Le débat sur la violence numérique prend de l’ampleur – et soulève de plus en plus des questions fondamentales de responsabilité et d’auteur de l’infraction. Dans l’émission de l’ARD « Caren Miosga », l’activiste Theresia Crone a réclamé un abandon de la notion classique d’auteur en droit pénal.

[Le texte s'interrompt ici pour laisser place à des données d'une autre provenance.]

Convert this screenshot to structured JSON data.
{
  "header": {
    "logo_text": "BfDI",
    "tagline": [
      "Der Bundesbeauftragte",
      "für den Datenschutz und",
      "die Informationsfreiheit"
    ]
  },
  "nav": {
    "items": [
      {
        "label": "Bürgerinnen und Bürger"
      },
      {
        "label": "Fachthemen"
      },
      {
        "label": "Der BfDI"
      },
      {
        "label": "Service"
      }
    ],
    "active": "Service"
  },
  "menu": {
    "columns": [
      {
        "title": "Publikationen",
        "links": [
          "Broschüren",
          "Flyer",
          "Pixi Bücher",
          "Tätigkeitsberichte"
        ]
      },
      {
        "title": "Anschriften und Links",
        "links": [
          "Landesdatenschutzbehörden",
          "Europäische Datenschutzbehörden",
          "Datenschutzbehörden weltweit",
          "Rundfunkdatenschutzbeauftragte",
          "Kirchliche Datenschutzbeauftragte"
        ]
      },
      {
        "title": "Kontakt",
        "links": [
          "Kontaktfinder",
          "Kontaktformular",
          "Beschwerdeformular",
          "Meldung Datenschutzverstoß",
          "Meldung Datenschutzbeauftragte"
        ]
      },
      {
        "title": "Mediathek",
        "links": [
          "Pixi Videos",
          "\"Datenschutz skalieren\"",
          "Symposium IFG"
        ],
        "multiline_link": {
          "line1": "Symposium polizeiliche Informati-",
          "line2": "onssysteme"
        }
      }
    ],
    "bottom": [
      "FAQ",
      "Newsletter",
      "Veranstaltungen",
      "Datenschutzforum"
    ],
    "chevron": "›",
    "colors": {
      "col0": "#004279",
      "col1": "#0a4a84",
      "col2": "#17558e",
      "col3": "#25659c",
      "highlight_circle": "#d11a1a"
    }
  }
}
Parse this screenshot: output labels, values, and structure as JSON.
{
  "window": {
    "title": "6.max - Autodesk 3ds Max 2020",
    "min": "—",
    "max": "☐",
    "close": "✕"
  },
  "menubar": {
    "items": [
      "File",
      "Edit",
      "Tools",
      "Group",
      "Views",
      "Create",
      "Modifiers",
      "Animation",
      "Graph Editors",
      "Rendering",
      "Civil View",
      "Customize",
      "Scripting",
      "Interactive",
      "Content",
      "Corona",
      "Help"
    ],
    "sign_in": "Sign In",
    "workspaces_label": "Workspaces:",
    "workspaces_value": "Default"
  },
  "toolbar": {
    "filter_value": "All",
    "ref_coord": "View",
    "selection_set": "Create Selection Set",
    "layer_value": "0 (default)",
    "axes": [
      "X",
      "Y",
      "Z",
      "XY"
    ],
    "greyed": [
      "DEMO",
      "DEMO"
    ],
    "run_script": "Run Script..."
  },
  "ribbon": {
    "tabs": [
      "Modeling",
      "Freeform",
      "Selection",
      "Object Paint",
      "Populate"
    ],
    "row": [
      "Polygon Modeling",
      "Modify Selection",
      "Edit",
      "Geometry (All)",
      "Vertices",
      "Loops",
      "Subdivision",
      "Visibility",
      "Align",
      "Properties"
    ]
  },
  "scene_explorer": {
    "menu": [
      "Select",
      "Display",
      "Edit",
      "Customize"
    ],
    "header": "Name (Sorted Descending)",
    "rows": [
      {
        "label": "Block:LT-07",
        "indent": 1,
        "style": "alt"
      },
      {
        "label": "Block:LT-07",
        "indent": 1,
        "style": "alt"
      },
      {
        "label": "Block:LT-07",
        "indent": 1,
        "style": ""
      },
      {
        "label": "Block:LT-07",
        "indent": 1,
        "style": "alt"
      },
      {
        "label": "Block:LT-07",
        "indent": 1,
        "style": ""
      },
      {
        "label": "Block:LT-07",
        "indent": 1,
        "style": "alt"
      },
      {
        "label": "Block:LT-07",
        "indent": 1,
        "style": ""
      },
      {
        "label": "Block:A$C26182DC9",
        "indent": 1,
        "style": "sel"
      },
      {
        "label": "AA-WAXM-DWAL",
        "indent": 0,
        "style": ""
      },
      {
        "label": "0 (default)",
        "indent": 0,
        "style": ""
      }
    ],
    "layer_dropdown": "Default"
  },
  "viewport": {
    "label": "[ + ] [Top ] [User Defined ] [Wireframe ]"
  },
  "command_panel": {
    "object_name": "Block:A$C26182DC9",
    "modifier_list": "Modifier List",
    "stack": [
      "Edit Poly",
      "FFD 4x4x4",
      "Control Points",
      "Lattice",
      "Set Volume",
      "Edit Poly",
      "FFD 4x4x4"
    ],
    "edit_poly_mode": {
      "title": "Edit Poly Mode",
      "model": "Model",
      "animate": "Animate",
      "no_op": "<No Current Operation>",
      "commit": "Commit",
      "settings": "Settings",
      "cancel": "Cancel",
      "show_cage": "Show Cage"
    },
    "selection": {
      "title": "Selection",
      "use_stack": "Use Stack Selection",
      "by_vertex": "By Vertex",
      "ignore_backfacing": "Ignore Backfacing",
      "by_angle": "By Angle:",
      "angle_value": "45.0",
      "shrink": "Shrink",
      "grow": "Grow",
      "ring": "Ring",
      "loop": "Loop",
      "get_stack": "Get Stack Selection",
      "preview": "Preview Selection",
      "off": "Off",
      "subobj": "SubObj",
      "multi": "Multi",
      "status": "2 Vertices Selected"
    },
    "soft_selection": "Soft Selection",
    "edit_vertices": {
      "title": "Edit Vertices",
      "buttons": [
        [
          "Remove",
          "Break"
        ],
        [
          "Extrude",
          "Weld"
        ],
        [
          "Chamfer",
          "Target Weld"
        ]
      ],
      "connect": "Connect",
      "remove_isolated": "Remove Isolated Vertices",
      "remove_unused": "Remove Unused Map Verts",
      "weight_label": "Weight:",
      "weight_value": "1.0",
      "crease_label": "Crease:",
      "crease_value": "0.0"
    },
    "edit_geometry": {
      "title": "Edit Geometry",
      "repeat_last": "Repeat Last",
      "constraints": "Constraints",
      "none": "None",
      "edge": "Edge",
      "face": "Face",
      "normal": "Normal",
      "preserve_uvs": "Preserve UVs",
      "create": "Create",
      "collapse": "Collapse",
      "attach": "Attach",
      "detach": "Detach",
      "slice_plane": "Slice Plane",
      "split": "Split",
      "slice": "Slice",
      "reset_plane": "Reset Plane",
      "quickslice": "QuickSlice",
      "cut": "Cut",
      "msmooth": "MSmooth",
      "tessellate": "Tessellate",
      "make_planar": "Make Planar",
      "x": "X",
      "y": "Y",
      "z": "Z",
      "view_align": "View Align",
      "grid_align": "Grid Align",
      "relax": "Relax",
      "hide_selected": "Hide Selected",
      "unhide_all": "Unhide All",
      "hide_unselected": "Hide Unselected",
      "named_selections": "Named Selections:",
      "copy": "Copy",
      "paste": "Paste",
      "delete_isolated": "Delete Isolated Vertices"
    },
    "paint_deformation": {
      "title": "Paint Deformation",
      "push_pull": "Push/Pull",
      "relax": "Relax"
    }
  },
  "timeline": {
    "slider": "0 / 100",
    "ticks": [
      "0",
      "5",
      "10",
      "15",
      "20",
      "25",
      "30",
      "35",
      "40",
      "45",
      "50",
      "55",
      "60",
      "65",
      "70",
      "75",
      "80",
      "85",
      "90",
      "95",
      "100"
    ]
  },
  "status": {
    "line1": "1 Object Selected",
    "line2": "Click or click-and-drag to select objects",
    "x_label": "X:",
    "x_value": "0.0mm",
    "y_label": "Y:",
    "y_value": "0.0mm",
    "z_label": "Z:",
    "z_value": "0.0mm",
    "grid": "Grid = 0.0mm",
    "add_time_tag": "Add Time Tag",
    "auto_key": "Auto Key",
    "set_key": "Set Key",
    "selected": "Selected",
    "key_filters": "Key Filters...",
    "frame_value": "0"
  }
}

Crone a déclaré: « Nous devons cesser de considérer les auteurs uniquement au sens pénal. » L’un des déclencheurs de la discussion a été l’affaire Collien Fernandes, qui reproche à son ex-mari d’avoir, pendant des années, géré de faux profils en son nom et diffusé des contenus intimes.
ELISA SCHU / KEYSTONE
Crone a clairement indiqué que, de son point de vue, des comportements passifs tels que regarder sans intervenir, ne pas agir ou relayer des contenus pouvaient déjà être considérés comme une forme de participation. Des situations quotidiennes comme l’acceptation de comportements problématiques dans le cercle d’amis ou la tolérance de blagues sur la violence sexualisée pourraient, selon sa compréhension, également relever de cette catégorie. Auparavant, elle avait expliqué que, dans son cas, « des centaines d’hommes avaient commenté, partagé, reposté, participé ». Elle en a déduit la revendication de définir plus largement la responsabilité – y compris dans l’entourage social. Les hommes devraient parler davantage entre eux de ce type de comportements.
L’activiste avait été intégrée à la table ronde à court terme. Auparavant, la rédaction avait décommandé l’avocat de Christian Ulmen en expliquant que la composition était déjà arrêtée – avant d’être ensuite élargie. Le débat montre que la notion d’auteur de l’infraction est de plus en plus interprétée au‑delà du seul droit pénal.